Cross-regional investment boosts European property markets

Diversity of Investment Grows with Significant Capital Flowing from Brazil, China

Non-European investors are increasingly prominent in the commercial real estate market in Europe, with one fifth of capital coming from overseas in the first half of 2012 (H1 2012), according to the latest research from global property advisor CBRE.

Investors from outside of the region accounted for over €10 billion of European property investment, with capital coming primarily from North America, the Middle East and Asia. Increased investment activity from sovereign wealth funds and pension funds contributed significantly to this growing figure in H1 2012.

Interestingly, the global capital now acquiring European real estate also shows a remarkable diversity in origin, with significant investment heralding from Brazil for the first time, as well as from China, Malaysia and Chile.
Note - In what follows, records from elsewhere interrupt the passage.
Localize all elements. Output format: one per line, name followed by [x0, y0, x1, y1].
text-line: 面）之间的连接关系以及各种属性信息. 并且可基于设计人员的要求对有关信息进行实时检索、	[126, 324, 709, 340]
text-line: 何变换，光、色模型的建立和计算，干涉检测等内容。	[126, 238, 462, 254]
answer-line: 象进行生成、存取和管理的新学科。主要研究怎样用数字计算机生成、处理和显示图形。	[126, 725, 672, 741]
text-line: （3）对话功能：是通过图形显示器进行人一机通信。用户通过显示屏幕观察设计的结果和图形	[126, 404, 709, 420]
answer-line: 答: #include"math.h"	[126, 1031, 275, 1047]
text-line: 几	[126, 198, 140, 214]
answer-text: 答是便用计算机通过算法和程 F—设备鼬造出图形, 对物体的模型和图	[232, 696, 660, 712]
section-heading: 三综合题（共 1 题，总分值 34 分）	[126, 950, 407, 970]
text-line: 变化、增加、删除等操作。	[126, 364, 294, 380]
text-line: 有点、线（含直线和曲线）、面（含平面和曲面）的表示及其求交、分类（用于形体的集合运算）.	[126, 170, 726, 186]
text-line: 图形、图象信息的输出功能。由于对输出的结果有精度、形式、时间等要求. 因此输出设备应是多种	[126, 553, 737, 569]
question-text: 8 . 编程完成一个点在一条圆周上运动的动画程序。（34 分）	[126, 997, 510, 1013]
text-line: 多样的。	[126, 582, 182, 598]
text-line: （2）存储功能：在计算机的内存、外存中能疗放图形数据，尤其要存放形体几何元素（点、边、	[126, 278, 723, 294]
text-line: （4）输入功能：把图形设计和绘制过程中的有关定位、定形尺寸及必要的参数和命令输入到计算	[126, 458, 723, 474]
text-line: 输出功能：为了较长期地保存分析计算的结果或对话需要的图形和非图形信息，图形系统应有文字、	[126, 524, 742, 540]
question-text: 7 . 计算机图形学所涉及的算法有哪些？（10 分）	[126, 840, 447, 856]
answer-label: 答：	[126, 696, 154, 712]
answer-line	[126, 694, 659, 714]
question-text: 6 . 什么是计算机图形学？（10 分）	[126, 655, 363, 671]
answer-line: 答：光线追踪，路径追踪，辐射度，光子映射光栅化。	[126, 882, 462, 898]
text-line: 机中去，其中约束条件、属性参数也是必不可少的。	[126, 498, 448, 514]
The preferred sector for direct investment by non-European property investors is offices. In terms of geography, a north/south divide persists: London attracted half of all capital entering the region with non-European real estate investors accounting for seven of the 10 largest deals in the capital in H1 2012. Paris is also proving popular and these two cities alone accounted for over two-thirds of cross-regional investment compared with around a third at the peak of the market in 2007.

The German property investment markets together with Stockholm are also popular, regarded as safe-havens in the context of the ongoing eurozone crisis. This echoes the trend in the wider real estate market that is increasingly polarised in favour of Northern Europe. Correspondingly, when compared to H2 2011 declines persist in southern European markets, specifically Italy (-25%) and Spain (-56%).
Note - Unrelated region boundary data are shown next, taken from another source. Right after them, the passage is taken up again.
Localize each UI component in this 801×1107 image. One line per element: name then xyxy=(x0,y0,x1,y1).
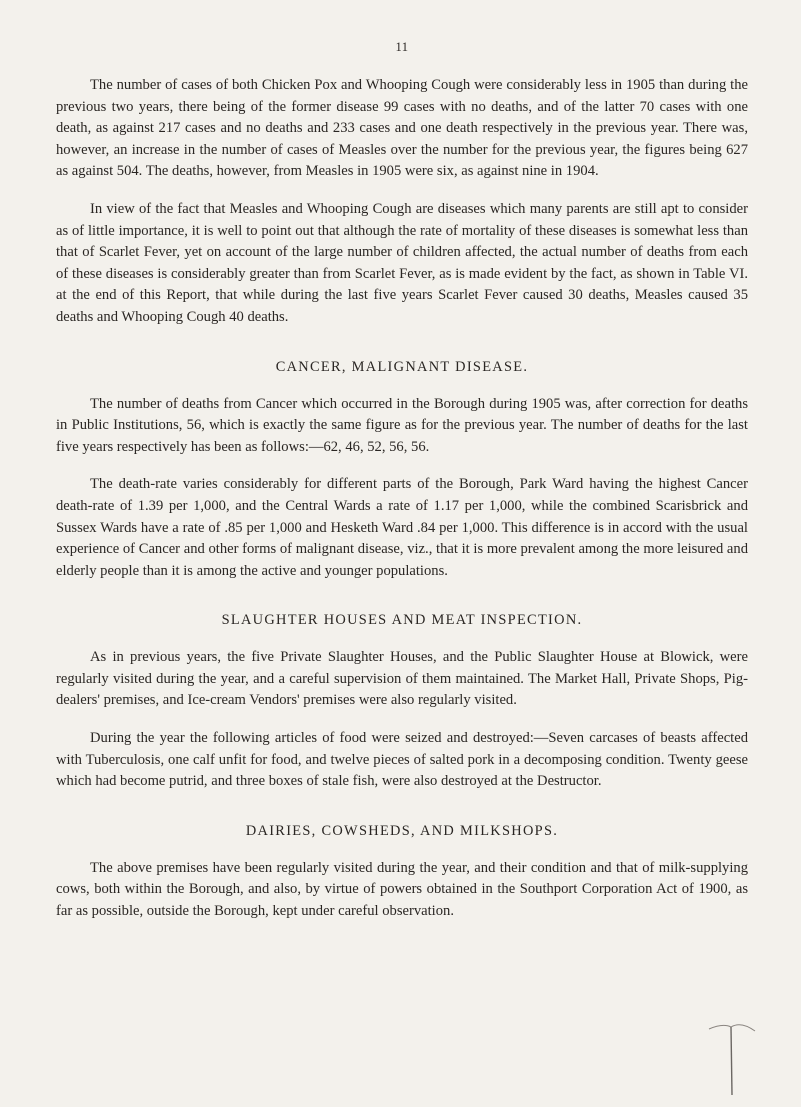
heading-slaughter-houses: SLAUGHTER HOUSES AND MEAT INSPECTION. xyxy=(221,612,583,629)
heading-cancer: CANCER, MALIGNANT DISEASE. xyxy=(275,358,529,375)
paragraph-slaughter-houses: As in previous years, the five Private Slaughter Houses, and the Public Slaughter House at Blowick, were regularly visited during the year, and a careful supervision of them maintained. The Market Hall, Private Shops, Pig-dealers' premises, and Ice-cream Vendors' premises were also regularly visited. xyxy=(56,649,748,709)
paragraph-cancer-death-rate: The death-rate varies considerably for different parts of the Borough, Park Ward having the highest Cancer death-rate of 1.39 per 1,000, and the Central Wards a rate of 1.17 per 1,000, while the combined Scarisbrick and Sussex Wards have a rate of .85 per 1,000 and Hesketh Ward .84 per 1,000. This difference is in accord with the usual experience of Cancer and other forms of malignant disease, viz., that it is more prevalent among the more leisured and elderly people than it is among the active and younger populations. xyxy=(56,476,748,579)
paragraph-food-seized: During the year the following articles of food were seized and destroyed:—Seven carcases of beasts affected with Tuberculosis, one calf unfit for food, and twelve pieces of salted pork in a decomposing condition. Twenty geese which had become putrid, and three boxes of stale fish, were also destroyed at the Destructor. xyxy=(56,730,748,790)
paragraph-measles-whooping-cough: In view of the fact that Measles and Whooping Cough are diseases which many parents are still apt to consider as of little importance, it is well to point out that although the rate of mortality of these diseases is somewhat less than that of Scarlet Fever, yet on account of the large number of children affected, the actual number of deaths from each of these diseases is considerably greater than from Scarlet Fever, as is made evident by the fact, as shown in Table VI. at the end of this Report, that while during the last five years Scarlet Fever caused 30 deaths, Measles caused 35 deaths and Whooping Cough 40 deaths. xyxy=(56,200,748,325)
heading-dairies: DAIRIES, COWSHEDS, AND MILKSHOPS. xyxy=(245,822,559,839)
page-number: 11 xyxy=(395,40,409,54)
paragraph-infectious-diseases: The number of cases of both Chicken Pox and Whooping Cough were considerably less in 1905 than during the previous two years, there being of the former disease 99 cases with no deaths, and of the latter 70 cases with one death, as against 217 cases and no deaths and 233 cases and one death respectively in the previous year. There was, however, an increase in the number of cases of Measles over the number for the previous year, the figures being 627 as against 504. The deaths, however, from Measles in 1905 were six, as against nine in 1904. xyxy=(56,77,748,180)
paragraph-dairies: The above premises have been regularly visited during the year, and their condition and that of milk-supplying cows, both within the Borough, and also, by virtue of powers obtained in the Southport Corporation Act of 1900, as far as possible, outside the Borough, kept under careful observation. xyxy=(56,859,748,920)
document-page xyxy=(56,40,748,939)
paragraph-cancer-deaths: The number of deaths from Cancer which occurred in the Borough during 1905 was, after correction for deaths in Public Institutions, 56, which is exactly the same figure as for the previous year. The number of deaths for the last five years respectively has been as follows:—62, 46, 52, 56, 56. xyxy=(56,395,748,455)
paper-crease-mark xyxy=(701,1019,761,1099)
Jonathan Hull, Head of EMEA Capital Markets, CBRE, commented: “Clearly northern Europe is an increasingly attractive region, securing capital from more non-European countries than ever before. Non-European investors are exceptionally active in London and Paris but are also looking more widely at cities in Germany and Sweden, for example, driving cross-regional investment to account for more of the European investment market than it has done at any other time since the downturn. This is a strong indication of the polarisation which is characterizing the European and indeed global real estate markets at present.”